Once you have got them a set of songs, you make them independent. You can then spend time teaching them how to search and download the songs that they like. Warning that this may require extra patience, especially if they call you at work and ask, “ok now where did the song go, I can’t find the song.”
This of course leads to my last suggestion which is to teach them technology. Show them fun apps (other than Candy Crush and Cooking Dash); it enthrals them and they become worse than kids. Of course this means that you occasionally will have to check up on the gadget otherwise one day you will get atleast 10 panic calls that the gadget has crashed, they don’t know what to do and are very upset.

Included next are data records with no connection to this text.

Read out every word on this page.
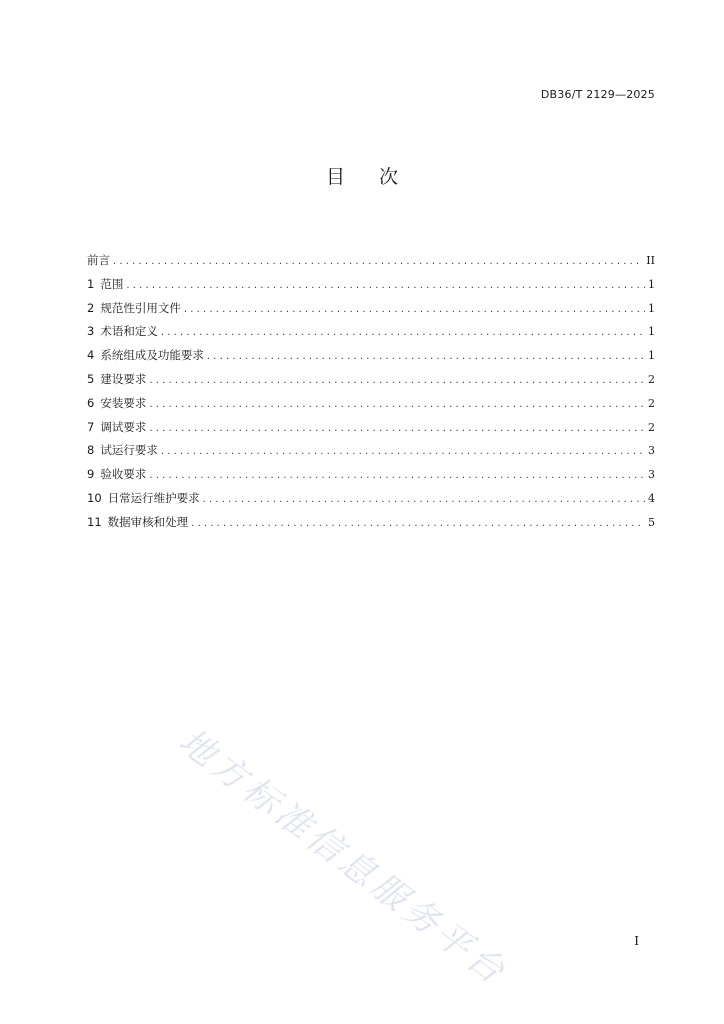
DB36/T 2129—2025
目次
前言 .....	II
1 范围 .....	1
2 规范性引用文件 .....	1
3 术语和定义 .....	1
4 系统组成及功能要求 .....	1
5 建设要求 .....	2
6 安装要求 .....	2
7 调试要求 .....	2
8 试运行要求 .....	3
9 验收要求 .....	3
10 日常运行维护要求 .....	4
11 数据审核和处理 .....	5
地方标准信息服务平台	I
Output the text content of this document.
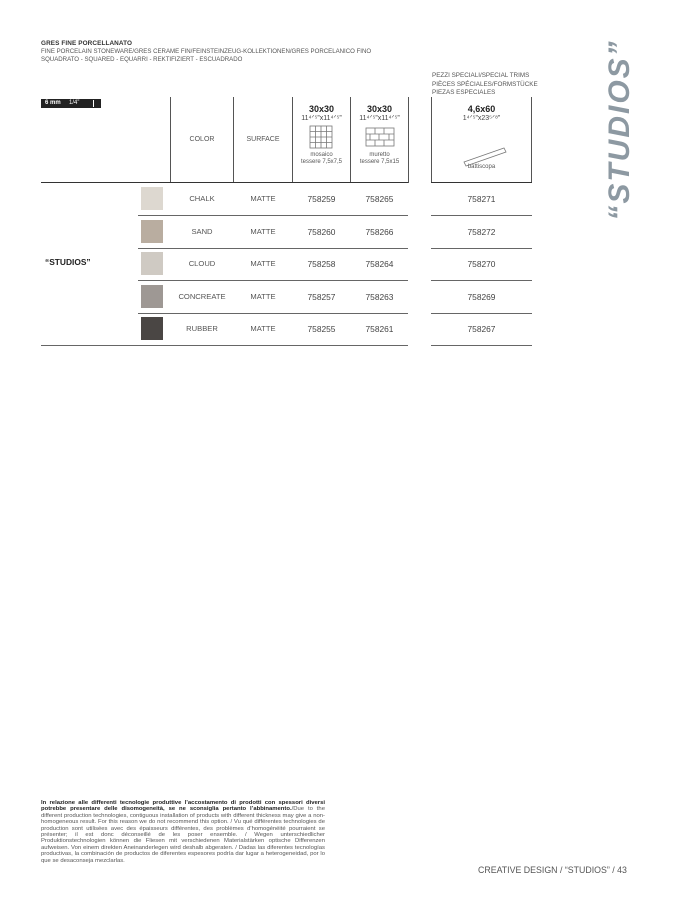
GRES FINE PORCELLANATO
FINE PORCELAIN STONEWARE/GRES CERAME FIN/FEINSTEINZEUG-KOLLEKTIONEN/GRES PORCELANICO FINO
SQUADRATO - SQUARED - EQUARRI - REKTIFIZIERT - ESCUADRADO	“STUDIOS”
PEZZI SPECIALI/SPECIAL TRIMS
PIÈCES SPÉCIALES/FORMSTÜCKE
PIEZAS ESPECIALES
6 mm 1/4”
COLOR	SURFACE
30x30
11⁴ᐟ⁵”x11⁴ᐟ⁵”
mosaico
tessere 7,5x7,5
30x30
11⁴ᐟ⁵”x11⁴ᐟ⁵”
muretto
tessere 7,5x15
4,6x60
1⁴ᐟ⁵”x23⁵ᐟ⁸”
battiscopa
“STUDIOS”
CHALK	MATTE	758259	758265	758271
SAND	MATTE	758260	758266	758272
CLOUD	MATTE	758258	758264	758270
CONCREATE	MATTE	758257	758263	758269
RUBBER	MATTE	758255	758261	758267
In relazione alle differenti tecnologie produttive l’accostamento di prodotti con spessori diversi potrebbe presentare delle disomogeneità, se ne sconsiglia pertanto l’abbinamento./Due to the different production technologies, contiguous installation of products with different thickness may give a non-homogeneous result. For this reason we do not recommend this option. / Vu qué différentes technologies de production sont utilisées avec des épaisseurs différentes, des problèmes d’homogénéité pourraient se présenter; il est donc déconseillé de les poser ensemble. / Wegen unterschiedlicher Produktionstechnologien können die Fliesen mit verschiedenen Materialstärken optische Differenzen aufweisen. Von einem direkten Aneinanderlegen wird deshalb abgeraten. / Dadas las diferentes tecnologías productivas, la combinación de productos de diferentes espesores podría dar lugar a heterogeneidad, por lo que se desaconseja mezclarlas.
CREATIVE DESIGN / “STUDIOS” / 43
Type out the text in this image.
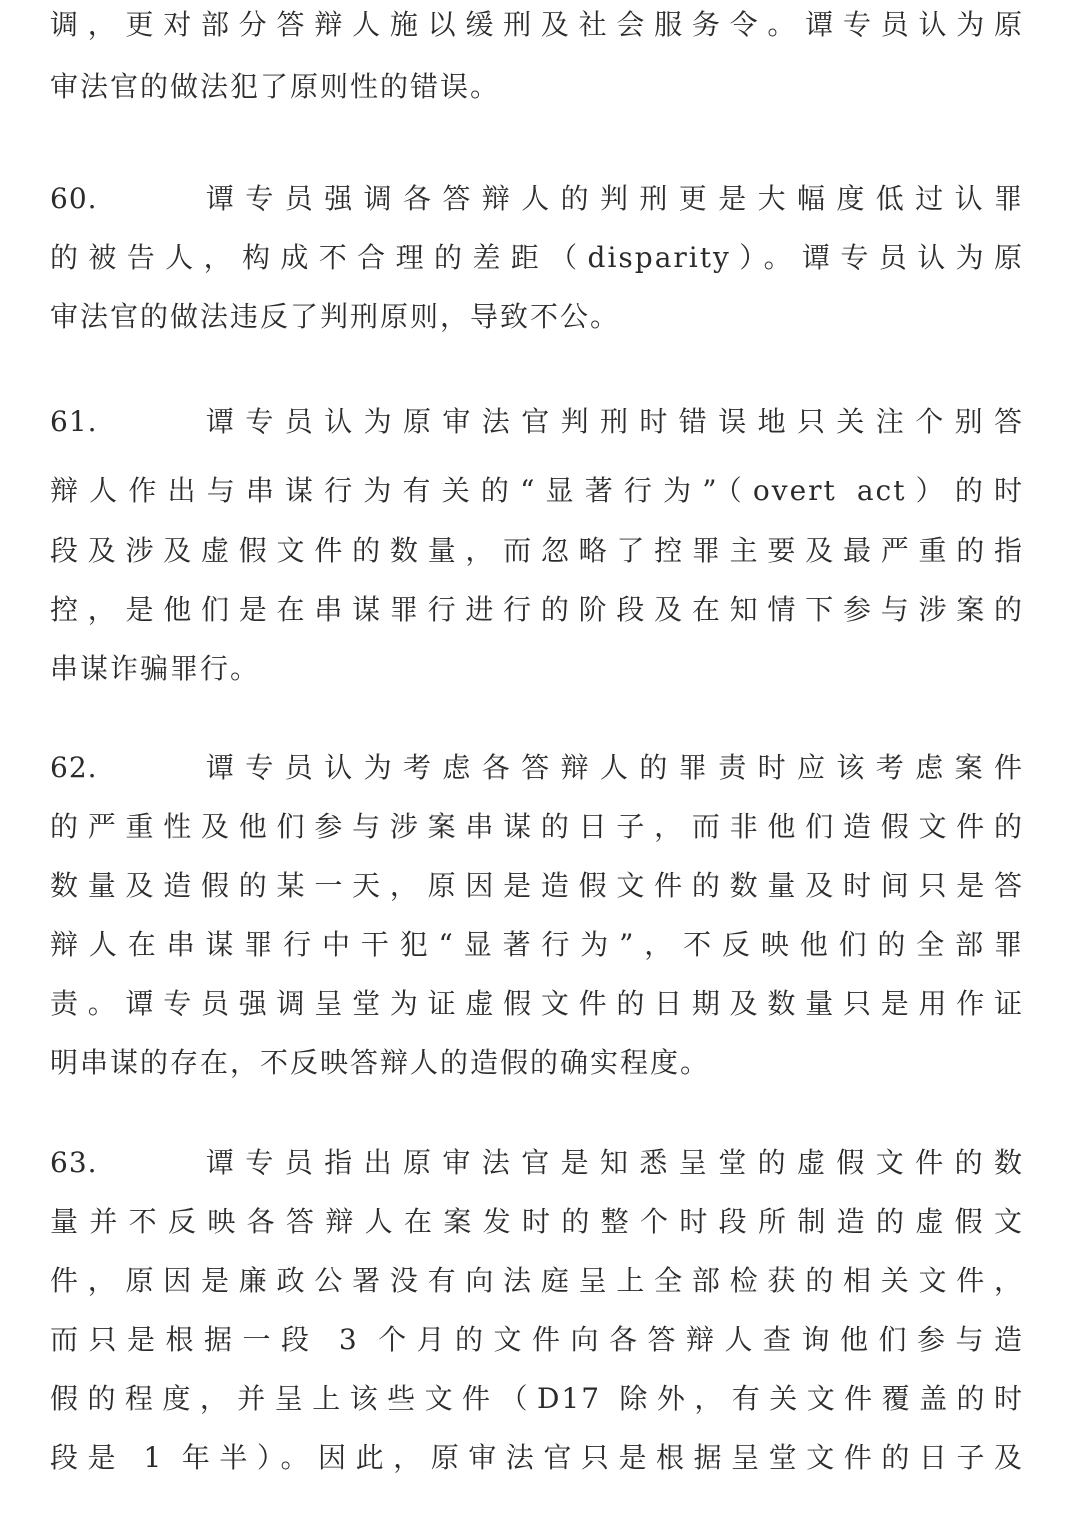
调，更对部分答辩人施以缓刑及社会服务令。谭专员认为原
审法官的做法犯了原则性的错误。
60.	谭专员强调各答辩人的判刑更是大幅度低过认罪
的被告人，构成不合理的差距（disparity）。谭专员认为原
审法官的做法违反了判刑原则，导致不公。
61.	谭专员认为原审法官判刑时错误地只关注个别答
辩人作出与串谋行为有关的“显著行为”（overt act）的时
段及涉及虚假文件的数量，而忽略了控罪主要及最严重的指
控，是他们是在串谋罪行进行的阶段及在知情下参与涉案的
串谋诈骗罪行。
62.	谭专员认为考虑各答辩人的罪责时应该考虑案件
的严重性及他们参与涉案串谋的日子，而非他们造假文件的
数量及造假的某一天，原因是造假文件的数量及时间只是答
辩人在串谋罪行中干犯“显著行为”，不反映他们的全部罪
责。谭专员强调呈堂为证虚假文件的日期及数量只是用作证
明串谋的存在，不反映答辩人的造假的确实程度。
63.	谭专员指出原审法官是知悉呈堂的虚假文件的数
量并不反映各答辩人在案发时的整个时段所制造的虚假文
件，原因是廉政公署没有向法庭呈上全部检获的相关文件，
而只是根据一段 3 个月的文件向各答辩人查询他们参与造
假的程度，并呈上该些文件（D17 除外，有关文件覆盖的时
段是 1 年半）。因此，原审法官只是根据呈堂文件的日子及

Remember your school days, the only thing you remember is the fun you had, the teachers you made fun of, the standing on the bench and standing outside the class and eating out of everybody else’s lunch box. You don’t remember any physics and geography lesson. Well your work right now is like physics and geography, you need to do it to get the salary, but looking back the only times you really remember are the times you stood with your dad in the kitchen making chicken curry, standing in the grocery stores holding up the basket while your mother adds “only one more item” to the basket every minute. The decisions at the nursery about which flowers will have the highest life expectancy in your house and the panic calls about not being able to access a certain app.
We will have these cheerleaders only for a little more time. So why not make sure we fill up that time with loads of awesome memories.
However cool the new interface of the social networking app is or how real-time the updates are coming in, nothing is as cool as the ‘real time’ with your parents, the only people in the world who will be on your side till their last breath.